Chinese troops are reportedly laying a network of optical fibre cables south of Pangong Lake in Ladakh, two Indian officials have said. According to the details, the Chinese troops were digging in for the long haul despite high-level talks aimed at resolving a standoff there. A statement by a senior government official has suggested such cables would provide forward troops with secure lines of communication to bases in the rear and have recently been spotted to the south of Pangong Tso lake in Ladakh.
A third Indian official said on Monday that there had been no significant withdrawals or reinforcements on either side since the foreign ministers of the two countries met last week, Reuters reported.
“It is as tense as earlier,” he said.
“Our biggest worry is that they have laid optical fibre cables for high-speed communications,” the first official said, referring to the lake’s southern bank, where Indian and Chinese troops are only a few hundred metres apart at some points.”They have been laying optical fibre cables on the southern bank at breakneck speed,” he said.
Indian intelligence agencies noted similar cables to the north of the Pangong Tso lake around a month ago, the second government official said.
The first government official said the authorities were alerted to such activity after satellite imagery showed unusual lines in the sand of the high-altitude deserts to the south of Pangong Tso.These lines were judged by experts – and corroborated by foreign intelligence agencies – to be communication cables laid in trenches, he said, including near the Spanggur gap, among hilltops where soldiers fired in the air recently for the first time in decades.
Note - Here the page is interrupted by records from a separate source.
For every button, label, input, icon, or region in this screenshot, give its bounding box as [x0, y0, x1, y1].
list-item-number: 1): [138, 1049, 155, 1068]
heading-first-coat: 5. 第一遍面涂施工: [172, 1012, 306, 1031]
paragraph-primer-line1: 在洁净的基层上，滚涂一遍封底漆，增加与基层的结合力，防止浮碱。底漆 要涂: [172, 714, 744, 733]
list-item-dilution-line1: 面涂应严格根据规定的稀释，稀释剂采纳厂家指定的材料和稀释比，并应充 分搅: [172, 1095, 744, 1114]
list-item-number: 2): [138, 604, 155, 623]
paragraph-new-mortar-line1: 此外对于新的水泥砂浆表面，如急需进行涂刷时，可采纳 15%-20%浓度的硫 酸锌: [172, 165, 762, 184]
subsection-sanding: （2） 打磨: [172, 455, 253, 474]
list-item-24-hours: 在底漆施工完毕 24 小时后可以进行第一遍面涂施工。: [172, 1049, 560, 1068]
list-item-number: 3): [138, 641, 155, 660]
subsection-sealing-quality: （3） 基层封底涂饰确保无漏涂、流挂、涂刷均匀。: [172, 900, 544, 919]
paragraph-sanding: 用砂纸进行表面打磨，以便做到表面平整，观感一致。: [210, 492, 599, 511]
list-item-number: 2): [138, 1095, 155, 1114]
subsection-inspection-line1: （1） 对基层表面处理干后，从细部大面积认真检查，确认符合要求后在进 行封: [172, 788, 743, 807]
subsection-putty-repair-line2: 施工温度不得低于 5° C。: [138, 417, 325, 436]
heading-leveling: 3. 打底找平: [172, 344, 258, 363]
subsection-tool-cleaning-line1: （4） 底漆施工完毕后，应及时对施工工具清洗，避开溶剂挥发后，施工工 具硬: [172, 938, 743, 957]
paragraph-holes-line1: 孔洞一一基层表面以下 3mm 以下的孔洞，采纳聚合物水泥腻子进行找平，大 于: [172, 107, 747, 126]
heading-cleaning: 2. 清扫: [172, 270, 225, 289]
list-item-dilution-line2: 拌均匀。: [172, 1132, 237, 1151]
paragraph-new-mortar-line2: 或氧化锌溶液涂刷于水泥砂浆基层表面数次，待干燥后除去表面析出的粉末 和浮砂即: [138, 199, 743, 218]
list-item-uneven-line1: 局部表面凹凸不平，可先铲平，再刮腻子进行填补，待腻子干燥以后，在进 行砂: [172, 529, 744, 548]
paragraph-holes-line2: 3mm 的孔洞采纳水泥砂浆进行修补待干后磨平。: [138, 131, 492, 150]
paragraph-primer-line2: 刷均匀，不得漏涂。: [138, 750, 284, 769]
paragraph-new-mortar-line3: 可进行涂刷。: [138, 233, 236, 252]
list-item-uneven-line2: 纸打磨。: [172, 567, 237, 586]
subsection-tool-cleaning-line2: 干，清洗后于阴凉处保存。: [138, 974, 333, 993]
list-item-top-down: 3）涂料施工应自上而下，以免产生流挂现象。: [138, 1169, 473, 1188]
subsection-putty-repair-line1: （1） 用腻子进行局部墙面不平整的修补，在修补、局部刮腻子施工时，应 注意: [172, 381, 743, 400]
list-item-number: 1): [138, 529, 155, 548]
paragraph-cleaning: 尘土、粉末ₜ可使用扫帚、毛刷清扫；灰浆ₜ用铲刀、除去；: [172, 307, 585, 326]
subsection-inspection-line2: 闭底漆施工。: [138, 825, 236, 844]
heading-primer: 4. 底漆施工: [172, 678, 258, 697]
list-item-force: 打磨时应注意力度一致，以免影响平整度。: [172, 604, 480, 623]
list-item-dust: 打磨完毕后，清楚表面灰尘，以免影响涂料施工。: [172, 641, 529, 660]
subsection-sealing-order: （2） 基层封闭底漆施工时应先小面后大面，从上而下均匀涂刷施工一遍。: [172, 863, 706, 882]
Officials say a build-up in border infrastructure on their side is also likely to have played a part in the months-long confrontation.A former military intelligence official, who declined to be named because of the sensitivity of the matter, said optical fibre cables offered communications security as well as the ability to send data such as pictures and documents.”If you speak on radio, it can get caught. Communications on optical fibre cables are secure,” he said.